On entend souvent cette phrase toute faite : « pardonner, c’est oublier ». Mais est-ce que c’est vraiment vrai ? Et surtout, est-ce que c’est même souhaitable ?

Franchement, je crois que non. Oublier, ce n’est pas toujours possible, et ce n’est pas toujours sain. Si quelqu’un vous a fait du mal, votre cerveau garde une trace, c’est normal, c’est même utile pour se protéger à l’avenir. Demander d’oublier, c’est parfois demander l’impossible, et ça peut même être dangereux, notamment dans des situations de violence où il faut justement se souvenir pour ne pas retomber dans le même piège.

Alors si pardonner ce n’est pas oublier, c’est quoi alors ? Je crois que c’est plutôt choisir de ne plus laisser cet événement diriger notre vie. C’est décider de ne pas rester coincé dans la colère, dans le désir de vengeance, dans cette boucle mentale qui nous ronge plus qu’elle ne blesse l’autre personne, d’ailleurs. On dit souvent que la rancune, c’est comme boire du poison en espérant que ça fasse du mal à quelqu’un d’autre.

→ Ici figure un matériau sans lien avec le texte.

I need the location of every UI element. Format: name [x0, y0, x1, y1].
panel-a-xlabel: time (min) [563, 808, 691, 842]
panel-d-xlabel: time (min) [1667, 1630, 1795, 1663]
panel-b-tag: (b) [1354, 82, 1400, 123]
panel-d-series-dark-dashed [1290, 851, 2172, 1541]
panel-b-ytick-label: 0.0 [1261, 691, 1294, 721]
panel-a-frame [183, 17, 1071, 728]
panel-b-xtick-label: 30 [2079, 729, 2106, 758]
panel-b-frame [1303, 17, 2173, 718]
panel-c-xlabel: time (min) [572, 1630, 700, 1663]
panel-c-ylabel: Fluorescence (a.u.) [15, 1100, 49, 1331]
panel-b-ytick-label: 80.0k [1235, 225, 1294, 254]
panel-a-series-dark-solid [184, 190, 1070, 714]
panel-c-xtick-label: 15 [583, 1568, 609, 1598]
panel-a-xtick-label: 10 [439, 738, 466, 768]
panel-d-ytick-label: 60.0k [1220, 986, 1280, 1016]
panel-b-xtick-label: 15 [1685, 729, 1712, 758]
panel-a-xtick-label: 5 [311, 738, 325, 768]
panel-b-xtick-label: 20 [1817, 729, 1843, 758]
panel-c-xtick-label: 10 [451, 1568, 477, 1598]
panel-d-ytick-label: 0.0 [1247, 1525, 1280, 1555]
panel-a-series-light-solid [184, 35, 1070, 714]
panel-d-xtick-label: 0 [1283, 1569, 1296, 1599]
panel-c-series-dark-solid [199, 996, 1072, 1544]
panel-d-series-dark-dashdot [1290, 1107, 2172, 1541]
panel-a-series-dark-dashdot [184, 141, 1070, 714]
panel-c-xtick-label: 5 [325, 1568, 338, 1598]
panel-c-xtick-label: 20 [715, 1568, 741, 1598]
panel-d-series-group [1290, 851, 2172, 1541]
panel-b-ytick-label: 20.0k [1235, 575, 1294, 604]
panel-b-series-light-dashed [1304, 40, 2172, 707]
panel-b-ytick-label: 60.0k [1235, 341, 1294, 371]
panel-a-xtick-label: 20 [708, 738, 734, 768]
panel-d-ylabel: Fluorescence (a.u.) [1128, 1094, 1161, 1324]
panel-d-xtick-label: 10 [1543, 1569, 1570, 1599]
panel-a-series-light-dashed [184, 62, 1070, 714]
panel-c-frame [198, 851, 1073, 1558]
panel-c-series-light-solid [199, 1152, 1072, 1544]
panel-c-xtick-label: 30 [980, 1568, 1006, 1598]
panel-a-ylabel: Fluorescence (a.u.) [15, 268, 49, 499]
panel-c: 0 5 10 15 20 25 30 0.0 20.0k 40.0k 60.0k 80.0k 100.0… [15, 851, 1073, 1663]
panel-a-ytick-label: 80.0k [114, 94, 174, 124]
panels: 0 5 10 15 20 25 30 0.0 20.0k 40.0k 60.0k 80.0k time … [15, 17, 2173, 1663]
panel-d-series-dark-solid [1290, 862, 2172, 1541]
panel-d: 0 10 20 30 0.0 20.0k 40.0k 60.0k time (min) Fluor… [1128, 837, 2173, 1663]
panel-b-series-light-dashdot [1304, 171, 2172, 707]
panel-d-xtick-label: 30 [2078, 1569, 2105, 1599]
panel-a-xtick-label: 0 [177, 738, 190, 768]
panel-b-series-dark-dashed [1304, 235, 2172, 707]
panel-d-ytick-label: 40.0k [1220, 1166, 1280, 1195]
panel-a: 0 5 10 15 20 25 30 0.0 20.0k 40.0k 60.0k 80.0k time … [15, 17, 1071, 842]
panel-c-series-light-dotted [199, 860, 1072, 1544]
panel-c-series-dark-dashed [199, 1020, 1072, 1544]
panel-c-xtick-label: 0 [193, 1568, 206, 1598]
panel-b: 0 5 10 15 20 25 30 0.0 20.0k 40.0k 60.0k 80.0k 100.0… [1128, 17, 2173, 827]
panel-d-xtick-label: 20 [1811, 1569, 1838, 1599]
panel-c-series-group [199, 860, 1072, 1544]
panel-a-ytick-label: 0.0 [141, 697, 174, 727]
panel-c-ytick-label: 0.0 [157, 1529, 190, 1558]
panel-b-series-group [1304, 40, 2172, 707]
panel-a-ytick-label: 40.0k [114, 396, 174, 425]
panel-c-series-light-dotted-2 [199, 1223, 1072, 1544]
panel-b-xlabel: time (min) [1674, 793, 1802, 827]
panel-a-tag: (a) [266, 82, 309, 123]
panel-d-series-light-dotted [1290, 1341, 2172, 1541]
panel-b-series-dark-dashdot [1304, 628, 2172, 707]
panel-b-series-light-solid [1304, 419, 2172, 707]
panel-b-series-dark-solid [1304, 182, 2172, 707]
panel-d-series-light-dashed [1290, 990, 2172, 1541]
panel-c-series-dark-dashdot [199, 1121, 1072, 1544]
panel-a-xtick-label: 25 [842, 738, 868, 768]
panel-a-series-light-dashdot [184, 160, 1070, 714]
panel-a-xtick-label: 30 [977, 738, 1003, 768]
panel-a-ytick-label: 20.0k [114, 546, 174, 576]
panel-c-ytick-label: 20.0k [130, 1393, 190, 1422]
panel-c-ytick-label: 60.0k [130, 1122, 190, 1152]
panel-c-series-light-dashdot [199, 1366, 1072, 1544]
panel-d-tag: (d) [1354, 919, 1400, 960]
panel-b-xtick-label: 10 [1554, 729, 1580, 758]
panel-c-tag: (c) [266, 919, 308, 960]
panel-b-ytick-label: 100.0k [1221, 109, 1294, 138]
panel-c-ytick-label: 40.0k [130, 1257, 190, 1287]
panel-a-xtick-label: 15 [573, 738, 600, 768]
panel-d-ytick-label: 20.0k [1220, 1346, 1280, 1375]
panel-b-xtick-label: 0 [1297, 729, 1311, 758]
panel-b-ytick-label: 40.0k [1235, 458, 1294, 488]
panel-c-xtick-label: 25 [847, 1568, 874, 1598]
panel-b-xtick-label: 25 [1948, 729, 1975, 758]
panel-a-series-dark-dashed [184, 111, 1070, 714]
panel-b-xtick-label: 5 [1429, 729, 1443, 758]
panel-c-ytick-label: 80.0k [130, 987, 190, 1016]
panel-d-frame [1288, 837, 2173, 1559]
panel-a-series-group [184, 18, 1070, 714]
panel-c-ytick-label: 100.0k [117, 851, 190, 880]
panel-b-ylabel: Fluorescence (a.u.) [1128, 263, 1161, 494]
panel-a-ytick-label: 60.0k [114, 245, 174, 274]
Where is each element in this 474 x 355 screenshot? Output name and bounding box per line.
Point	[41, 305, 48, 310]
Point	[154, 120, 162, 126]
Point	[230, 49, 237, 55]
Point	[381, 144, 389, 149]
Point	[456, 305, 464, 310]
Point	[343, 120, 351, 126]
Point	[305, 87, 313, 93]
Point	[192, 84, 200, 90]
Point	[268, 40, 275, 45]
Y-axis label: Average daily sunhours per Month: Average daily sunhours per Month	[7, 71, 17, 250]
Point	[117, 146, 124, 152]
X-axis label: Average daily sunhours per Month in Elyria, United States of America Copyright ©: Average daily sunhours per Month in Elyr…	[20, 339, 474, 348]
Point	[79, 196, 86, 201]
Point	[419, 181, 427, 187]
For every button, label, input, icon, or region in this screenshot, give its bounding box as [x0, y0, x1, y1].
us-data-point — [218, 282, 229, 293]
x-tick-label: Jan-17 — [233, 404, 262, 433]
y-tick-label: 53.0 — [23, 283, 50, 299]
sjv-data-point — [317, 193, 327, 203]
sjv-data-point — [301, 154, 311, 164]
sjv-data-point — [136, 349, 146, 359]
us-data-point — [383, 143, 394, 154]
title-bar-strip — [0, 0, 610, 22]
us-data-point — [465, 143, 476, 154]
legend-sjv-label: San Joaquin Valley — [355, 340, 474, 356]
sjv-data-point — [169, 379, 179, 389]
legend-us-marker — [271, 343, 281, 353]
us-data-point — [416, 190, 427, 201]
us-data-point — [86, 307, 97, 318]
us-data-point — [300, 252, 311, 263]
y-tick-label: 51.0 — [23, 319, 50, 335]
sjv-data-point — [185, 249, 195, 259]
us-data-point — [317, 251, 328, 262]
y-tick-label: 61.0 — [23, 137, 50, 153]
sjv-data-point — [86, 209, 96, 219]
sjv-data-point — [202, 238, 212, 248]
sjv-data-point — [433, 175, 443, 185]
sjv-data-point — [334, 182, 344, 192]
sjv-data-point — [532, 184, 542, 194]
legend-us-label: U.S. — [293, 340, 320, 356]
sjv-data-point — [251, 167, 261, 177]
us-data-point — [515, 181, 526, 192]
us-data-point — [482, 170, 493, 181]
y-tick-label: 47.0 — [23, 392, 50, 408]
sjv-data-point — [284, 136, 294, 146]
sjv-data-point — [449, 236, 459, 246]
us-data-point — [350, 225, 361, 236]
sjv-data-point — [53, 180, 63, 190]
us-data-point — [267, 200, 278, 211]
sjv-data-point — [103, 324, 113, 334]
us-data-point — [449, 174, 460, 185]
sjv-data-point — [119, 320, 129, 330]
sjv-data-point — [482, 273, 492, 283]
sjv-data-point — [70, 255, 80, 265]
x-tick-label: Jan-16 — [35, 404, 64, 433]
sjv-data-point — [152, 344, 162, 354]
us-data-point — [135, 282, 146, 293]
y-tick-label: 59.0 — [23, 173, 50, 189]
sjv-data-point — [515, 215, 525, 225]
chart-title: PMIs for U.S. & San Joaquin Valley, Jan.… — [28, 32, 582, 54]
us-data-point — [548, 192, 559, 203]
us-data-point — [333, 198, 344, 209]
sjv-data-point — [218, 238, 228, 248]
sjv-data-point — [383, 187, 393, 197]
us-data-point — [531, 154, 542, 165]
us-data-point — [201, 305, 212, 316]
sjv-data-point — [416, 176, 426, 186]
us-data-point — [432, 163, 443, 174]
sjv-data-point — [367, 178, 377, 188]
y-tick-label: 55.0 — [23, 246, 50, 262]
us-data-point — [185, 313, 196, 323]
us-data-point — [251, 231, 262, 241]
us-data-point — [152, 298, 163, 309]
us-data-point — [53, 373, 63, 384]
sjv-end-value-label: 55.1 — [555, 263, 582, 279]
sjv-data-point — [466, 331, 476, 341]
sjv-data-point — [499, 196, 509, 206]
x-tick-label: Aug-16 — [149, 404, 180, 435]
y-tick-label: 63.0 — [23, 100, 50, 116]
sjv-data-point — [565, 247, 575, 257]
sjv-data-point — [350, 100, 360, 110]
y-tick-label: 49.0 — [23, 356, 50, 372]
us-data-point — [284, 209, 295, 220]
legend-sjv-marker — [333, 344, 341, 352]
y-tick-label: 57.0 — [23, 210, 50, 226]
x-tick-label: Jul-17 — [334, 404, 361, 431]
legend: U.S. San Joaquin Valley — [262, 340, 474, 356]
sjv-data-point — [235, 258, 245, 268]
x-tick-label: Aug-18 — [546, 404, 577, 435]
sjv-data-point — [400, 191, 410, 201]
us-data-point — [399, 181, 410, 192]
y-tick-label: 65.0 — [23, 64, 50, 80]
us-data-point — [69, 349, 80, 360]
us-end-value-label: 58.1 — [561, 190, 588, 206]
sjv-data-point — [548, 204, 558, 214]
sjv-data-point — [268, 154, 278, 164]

Pardonner, c’est un acte de libération pour soi-même avant tout. C’est se dire : « ce qui s’est passé était réel, ça m’a fait mal, mais je refuse que ça continue à me détruire de l’intérieur ». C’est un chemin, souvent long, parfois avec des rechutes, où on n’oublie rien mais où on désarme la charge émotionnelle qui accompagne le souvenir.

Ce qui est grand dans le pardon, c’est justement qu’il ne nie pas la réalité de la blessure. Il ne dit pas « ce n’était pas grave ». Il dit plutôt « c’était grave, et pourtant je choisis d’avancer ». C’est peut-être ça, la vraie grandeur : reconnaître pleinement le mal subi, et malgré tout choisir la paix plutôt que la guerre intérieure.

Alors non, pardonner ce n’est pas oublier. C’est peut-être même l’inverse : se souvenir suffisamment bien pour choisir consciemment de ne plus laisser cette blessure gouverner notre existence.